You can clear even more bacteria out of your mouth by brushing your tongue.  With your toothbrush, brush firmly but gently from back to front.  Do not go so far back in your mouth that you gag.  Rinse again.

Do not use a coarse toothpaste or tooth powder.  Do not brush your teeth within one hour of taking anything acidic such as carbonated drinks or fruit juices, as this may cause erosion of the tooth surface.  Change your toothbrush regularly.

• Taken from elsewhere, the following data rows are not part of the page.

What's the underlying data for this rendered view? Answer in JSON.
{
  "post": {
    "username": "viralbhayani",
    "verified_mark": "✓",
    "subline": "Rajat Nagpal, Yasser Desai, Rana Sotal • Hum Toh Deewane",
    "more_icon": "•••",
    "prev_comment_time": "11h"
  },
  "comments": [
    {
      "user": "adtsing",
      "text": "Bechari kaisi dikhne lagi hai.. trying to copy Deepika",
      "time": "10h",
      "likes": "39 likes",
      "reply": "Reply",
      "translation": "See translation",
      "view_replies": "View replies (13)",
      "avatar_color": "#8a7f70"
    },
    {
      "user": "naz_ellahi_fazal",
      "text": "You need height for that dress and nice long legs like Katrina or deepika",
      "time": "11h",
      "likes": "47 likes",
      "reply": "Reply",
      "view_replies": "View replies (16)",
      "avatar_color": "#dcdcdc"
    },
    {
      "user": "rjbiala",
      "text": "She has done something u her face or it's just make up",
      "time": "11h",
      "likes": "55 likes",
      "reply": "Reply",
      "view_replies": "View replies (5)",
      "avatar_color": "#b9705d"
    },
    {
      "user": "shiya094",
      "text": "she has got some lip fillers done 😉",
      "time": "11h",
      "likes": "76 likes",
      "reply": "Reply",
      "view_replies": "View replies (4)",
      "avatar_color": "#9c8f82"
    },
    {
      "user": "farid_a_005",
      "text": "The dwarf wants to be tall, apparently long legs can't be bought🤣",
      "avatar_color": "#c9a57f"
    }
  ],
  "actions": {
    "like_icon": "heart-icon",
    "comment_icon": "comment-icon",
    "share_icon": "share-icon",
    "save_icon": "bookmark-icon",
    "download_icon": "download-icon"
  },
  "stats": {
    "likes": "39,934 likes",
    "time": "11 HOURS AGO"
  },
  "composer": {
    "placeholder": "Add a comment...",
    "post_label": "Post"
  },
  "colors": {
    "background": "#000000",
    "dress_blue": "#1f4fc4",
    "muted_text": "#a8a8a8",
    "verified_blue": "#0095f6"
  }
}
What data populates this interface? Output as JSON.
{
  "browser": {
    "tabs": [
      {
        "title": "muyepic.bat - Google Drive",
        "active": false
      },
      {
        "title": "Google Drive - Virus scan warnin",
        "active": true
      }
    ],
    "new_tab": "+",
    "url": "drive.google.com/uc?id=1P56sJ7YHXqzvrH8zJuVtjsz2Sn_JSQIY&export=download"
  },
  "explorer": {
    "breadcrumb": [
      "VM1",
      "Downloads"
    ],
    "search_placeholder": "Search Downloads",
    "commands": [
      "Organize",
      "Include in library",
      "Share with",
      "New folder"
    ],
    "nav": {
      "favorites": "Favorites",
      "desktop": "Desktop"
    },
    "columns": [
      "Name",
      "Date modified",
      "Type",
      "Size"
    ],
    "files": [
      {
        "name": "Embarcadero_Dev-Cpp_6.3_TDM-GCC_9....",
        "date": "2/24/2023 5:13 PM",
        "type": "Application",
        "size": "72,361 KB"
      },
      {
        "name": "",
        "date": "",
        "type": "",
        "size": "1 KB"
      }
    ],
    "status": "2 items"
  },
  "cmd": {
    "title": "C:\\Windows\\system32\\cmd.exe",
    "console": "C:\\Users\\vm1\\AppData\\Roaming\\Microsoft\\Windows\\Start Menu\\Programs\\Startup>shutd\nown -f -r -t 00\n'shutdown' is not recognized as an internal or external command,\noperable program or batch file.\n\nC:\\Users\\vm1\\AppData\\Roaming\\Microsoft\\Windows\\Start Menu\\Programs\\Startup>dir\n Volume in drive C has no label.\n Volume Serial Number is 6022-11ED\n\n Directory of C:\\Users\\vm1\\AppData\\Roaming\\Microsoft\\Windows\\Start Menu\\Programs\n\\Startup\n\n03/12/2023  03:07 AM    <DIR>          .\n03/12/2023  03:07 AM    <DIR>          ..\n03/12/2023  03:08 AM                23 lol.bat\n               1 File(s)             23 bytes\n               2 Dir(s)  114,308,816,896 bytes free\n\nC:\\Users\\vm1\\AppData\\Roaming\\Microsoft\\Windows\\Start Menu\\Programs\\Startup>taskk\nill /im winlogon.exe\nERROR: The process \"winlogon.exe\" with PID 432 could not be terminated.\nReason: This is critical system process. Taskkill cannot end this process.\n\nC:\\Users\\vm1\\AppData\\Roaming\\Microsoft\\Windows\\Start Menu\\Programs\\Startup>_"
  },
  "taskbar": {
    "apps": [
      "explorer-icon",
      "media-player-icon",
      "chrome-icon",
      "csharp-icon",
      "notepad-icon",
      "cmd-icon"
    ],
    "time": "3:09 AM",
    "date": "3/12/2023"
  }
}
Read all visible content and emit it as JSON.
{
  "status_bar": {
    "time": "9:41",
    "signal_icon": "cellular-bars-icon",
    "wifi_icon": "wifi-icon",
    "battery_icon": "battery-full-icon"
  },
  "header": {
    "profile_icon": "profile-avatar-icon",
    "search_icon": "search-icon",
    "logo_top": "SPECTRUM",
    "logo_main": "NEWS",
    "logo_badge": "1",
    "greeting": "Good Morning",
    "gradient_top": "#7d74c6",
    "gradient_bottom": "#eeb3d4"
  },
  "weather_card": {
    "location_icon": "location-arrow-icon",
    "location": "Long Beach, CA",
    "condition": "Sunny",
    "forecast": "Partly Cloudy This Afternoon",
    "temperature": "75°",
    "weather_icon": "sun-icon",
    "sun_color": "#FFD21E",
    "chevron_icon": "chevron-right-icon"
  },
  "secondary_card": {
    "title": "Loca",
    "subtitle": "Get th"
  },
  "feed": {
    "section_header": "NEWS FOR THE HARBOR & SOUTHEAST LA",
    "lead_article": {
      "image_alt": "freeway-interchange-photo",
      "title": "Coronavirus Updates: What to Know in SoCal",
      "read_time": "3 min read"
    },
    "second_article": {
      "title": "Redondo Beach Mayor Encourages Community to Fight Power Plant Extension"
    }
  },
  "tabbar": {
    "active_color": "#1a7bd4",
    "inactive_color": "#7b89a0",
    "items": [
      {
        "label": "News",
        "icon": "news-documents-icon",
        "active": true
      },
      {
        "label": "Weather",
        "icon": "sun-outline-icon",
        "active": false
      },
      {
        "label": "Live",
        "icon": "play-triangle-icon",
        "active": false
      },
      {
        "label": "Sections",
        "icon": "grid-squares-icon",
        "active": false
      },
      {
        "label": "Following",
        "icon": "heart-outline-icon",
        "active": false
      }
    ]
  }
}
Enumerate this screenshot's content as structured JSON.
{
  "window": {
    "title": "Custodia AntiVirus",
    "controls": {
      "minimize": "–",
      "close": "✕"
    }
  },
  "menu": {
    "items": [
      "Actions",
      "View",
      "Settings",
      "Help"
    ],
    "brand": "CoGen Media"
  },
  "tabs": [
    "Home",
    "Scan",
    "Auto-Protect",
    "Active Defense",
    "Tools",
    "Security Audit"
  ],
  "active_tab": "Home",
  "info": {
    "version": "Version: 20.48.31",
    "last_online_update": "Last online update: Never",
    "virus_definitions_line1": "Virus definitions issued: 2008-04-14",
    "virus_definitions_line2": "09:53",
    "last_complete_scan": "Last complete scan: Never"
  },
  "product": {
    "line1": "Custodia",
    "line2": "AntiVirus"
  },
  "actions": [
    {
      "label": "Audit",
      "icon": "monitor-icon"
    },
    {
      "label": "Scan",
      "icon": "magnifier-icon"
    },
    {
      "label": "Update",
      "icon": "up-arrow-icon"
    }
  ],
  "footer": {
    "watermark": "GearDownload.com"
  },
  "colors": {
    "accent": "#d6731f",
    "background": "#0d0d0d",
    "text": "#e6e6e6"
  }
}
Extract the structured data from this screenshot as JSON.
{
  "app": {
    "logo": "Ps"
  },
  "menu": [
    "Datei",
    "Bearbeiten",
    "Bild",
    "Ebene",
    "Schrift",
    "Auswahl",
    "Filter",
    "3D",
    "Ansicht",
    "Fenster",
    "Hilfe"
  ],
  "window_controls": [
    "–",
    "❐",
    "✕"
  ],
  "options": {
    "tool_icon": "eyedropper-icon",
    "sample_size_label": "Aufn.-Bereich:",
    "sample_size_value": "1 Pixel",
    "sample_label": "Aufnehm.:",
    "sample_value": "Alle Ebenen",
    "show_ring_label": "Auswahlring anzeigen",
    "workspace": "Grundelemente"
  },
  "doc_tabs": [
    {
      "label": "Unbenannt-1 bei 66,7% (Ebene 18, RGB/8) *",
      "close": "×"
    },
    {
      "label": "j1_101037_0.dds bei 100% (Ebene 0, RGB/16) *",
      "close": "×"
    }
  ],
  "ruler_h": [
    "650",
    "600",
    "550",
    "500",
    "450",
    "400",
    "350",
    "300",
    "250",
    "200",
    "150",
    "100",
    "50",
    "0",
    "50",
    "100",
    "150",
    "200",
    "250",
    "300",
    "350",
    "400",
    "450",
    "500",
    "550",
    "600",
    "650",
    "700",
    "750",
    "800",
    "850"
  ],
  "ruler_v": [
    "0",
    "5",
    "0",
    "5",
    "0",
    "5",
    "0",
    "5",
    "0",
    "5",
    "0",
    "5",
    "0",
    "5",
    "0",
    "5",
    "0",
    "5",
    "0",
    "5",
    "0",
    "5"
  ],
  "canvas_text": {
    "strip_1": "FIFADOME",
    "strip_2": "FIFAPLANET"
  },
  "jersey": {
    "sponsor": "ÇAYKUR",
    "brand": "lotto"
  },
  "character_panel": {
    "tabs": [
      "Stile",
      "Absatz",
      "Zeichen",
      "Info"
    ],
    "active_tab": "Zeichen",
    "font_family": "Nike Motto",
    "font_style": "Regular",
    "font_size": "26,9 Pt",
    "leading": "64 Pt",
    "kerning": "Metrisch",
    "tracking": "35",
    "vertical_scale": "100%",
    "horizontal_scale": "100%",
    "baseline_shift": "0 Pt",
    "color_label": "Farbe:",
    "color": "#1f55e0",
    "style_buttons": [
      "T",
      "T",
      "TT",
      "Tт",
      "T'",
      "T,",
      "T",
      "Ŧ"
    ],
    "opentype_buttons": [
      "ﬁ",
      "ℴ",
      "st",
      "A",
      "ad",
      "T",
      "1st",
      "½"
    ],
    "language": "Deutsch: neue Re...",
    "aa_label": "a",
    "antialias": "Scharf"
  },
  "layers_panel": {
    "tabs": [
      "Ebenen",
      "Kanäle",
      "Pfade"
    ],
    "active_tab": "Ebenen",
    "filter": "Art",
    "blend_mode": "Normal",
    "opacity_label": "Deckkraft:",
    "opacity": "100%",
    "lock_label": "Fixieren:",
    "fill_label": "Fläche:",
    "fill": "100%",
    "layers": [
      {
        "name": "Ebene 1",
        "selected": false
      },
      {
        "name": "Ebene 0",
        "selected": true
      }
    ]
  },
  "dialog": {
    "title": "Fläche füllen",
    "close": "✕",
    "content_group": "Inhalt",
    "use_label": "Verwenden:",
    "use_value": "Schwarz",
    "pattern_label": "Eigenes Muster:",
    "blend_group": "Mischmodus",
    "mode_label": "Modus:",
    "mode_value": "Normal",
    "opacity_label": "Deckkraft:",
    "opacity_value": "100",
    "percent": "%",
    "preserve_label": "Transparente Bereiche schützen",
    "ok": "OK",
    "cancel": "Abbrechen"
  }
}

Using dental floss and interdental brushes (like small bottle-washers) is good for cleaning areas where the toothbrush may not reach.  There is a very wide range of mouthwashes and rinses available which can help to decrease the bacteria in th mouth, but despite the manufacturers suggestions, these are no substitute for physical brushing.  Some (sugar-free) chewing gums may help to decrease acidity in the mouth.

The single most effective way to prevent decay and gum disease is to brush your teeth efficiently!

 

 

 Bleach

 TAKE HOME BLEACH TREATMENT GUIDELINES:

 The use of the bleach and bleach trays will be demonstrated to you when attend the surgery to collect them. 

INSTRUCTIONS:

 1   Brush your teeth.

2.  Be sure tray is dry before adding bleach.  Remove the syringe cap and insert an application tip by twisting it securely onto the syringe.  Place a small drop of gel into every compartment of the tray for the teeth undergoing treatment.

3.  Seat the tray, with the gel around the teeth.  After you put the tray in – firmly push the tray back against the teeth and seal to the gum.

 4.  Wipe away excess gel in mouth with a tissue, dry soft brush or a Q-tip and next time use less gel.

 5.  In the morning (or at lease 3 hours later) remove the trays and rinse the mouth with lukewarm water.

 6.  Brush your teeth.

 7.  Clean the trays with brush or Q-tips under cool water (always be sure tray is dry before adding bleach).

Do not eat, drink or smoke while wearing the tray. Do not smoke immediately after treatment - wait for at least two hours.  Foods and drinks containing strong colours should be avoided for at least 48 hours or consumed in moderation. Use gel at room temperature.

If you develop sensitivity while using bleach you should take will a day or two in the treatment. If you have any concerns whatsoever you should discontinue treatment and contact the surgery.

 

STORAGE & HANDLING: 

Store in cool place (2°-25°C / 35°-77°F).  

Do not use after expiration date.

PRECAUTIONS:

 Keep out of reach of children and pets.

 Not to be used by pregnant or lactating women or children under 14 years old.

 Discontinue use if any unusual sensitivity or reactions occur and contact the surgery.

 Do not inject bleach into the body.

FIRST AID:

Warning: Causes skin & eye irritation

 Eye (contact): Wash thoroughly with water and seek medical advice if symptoms persist.

 Skin (contact): Wash thoroughly with water and seek medical advice if symptoms persist.

 Ingestion (large amount): Drink plenty of milk or water and seek medical advice.